From school to the gas station, walking plus cutting through side paths: twenty-five minutes. Leave school at 7:45, arrive at the gas station at 8:10. Wait twenty minutes. Board at 8:30. Outer ring road straight to the northern outskirts of the provincial capital, no stops. Travel time: two hours. Arrive at North Station at 10:40. Then walking plus city bus: fifty minutes to Provincial Tech. 11:30.

One hour early.

The verification window closed at 12:30.

Margin: sixty minutes.

The timeline meshed again.

But the price was this: he would have to give up the first half of the science comprehensive paper in the mock exam. He would only sign in, not answer anything. During the make-up exam that afternoon, he would have to finish the entire science paper within three hours. His foundations in physics and chemistry were solid enough, but the big biology questions took time. He would have to use the scraps of time between traveling and verification to write out the biology formulas and answer templates once more from memory. Memorize genetic diagrams while waiting for the bus; write out metabolic pathways on the coach.

Time would have to be chopped into pieces and stuffed into every crack.

He opened the ledger.

Balance: 0.2 yuan.

Transportation costs for Wednesday: passing coach fare, 12 yuan—one yuan more than the station bus. Return slow coach, 11 yuan. Total: 23 yuan. Shortfall: 22.8 yuan. He still owed 1.2 yuan for the photos. Photocopying had already been paid for.

He had to scrape together 23.4 yuan before Wednesday.

The scrap yard had already been cleared out.
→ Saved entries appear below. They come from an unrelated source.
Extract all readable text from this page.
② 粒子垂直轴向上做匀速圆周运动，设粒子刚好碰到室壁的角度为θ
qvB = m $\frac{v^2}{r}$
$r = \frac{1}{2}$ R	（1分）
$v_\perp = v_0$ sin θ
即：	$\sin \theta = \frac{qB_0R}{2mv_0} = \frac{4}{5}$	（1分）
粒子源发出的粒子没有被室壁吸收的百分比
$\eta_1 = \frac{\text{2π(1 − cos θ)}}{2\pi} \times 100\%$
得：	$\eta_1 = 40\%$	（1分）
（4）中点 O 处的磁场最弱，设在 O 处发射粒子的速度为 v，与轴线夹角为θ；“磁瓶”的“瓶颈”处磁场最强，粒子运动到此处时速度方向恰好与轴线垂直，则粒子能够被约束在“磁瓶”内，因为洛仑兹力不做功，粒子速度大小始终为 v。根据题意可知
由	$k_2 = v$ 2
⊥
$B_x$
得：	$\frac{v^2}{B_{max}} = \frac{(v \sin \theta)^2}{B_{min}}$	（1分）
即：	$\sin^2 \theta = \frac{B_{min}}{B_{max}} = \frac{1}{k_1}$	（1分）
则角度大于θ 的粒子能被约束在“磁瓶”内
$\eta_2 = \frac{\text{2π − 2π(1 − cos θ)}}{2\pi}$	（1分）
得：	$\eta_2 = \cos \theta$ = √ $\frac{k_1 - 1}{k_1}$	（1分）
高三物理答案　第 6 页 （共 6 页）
The old books had already been sold. The only margin left was the repair shop owner’s promise of one day’s work as an apprentice, paid at the end of the day—eight yuan. He could only go after the make-up exam on Wednesday afternoon. That left another 15.4 yuan. The only place it could come from was the old iron wok at home and half a sack of dried chilies. He could not touch his younger brother’s medicine money, and he could not touch the deposit his father had set aside to buy fertilizer. Before Tuesday evening, he had to make a list of everything that could be turned into cash, sort it by weight and price per unit, and pick out the three lightest, easiest items to sell.

He closed the ledger.

The setting sun stretched the gas station’s shadow long across the ground. He got to his feet and prepared to head back to the village. He had only taken two steps when the shop owner’s radio cut into the program with a short bulletin from the county broadcast station:

“Notice from the Transportation Bureau: due to construction on Provincial Highway section K42, all passing coaches will be temporarily rerouted starting tomorrow. The stop will be moved to County South Freight Station. Passengers are asked to inform one another.”

Lin Chen stopped where he was.

County South Freight Station.

Five kilometers from the school.

In the opposite direction from Provincial Tech.

The detour would add forty minutes to the trip. The passing coach’s stop time would also be pushed back.

He lowered his head and looked at his watch. The second hand kept ticking.

The timeline on paper split open in the face of a real-world notice.

He needed to calculate again.

But dusk had already fallen, and the evening buses had stopped running. He could only wait until tomorrow.

He turned around, his left foot moving in its mechanical alternation, and headed toward the dirt road back to the village. Wind passed through the poplar grove by the roadside with a dry rasping sound. He slipped his hands into his trouser pockets, and his fingertips touched the deferred-exam application form.

The red stamp ink had already dried.

Tomorrow, he would have to make another run.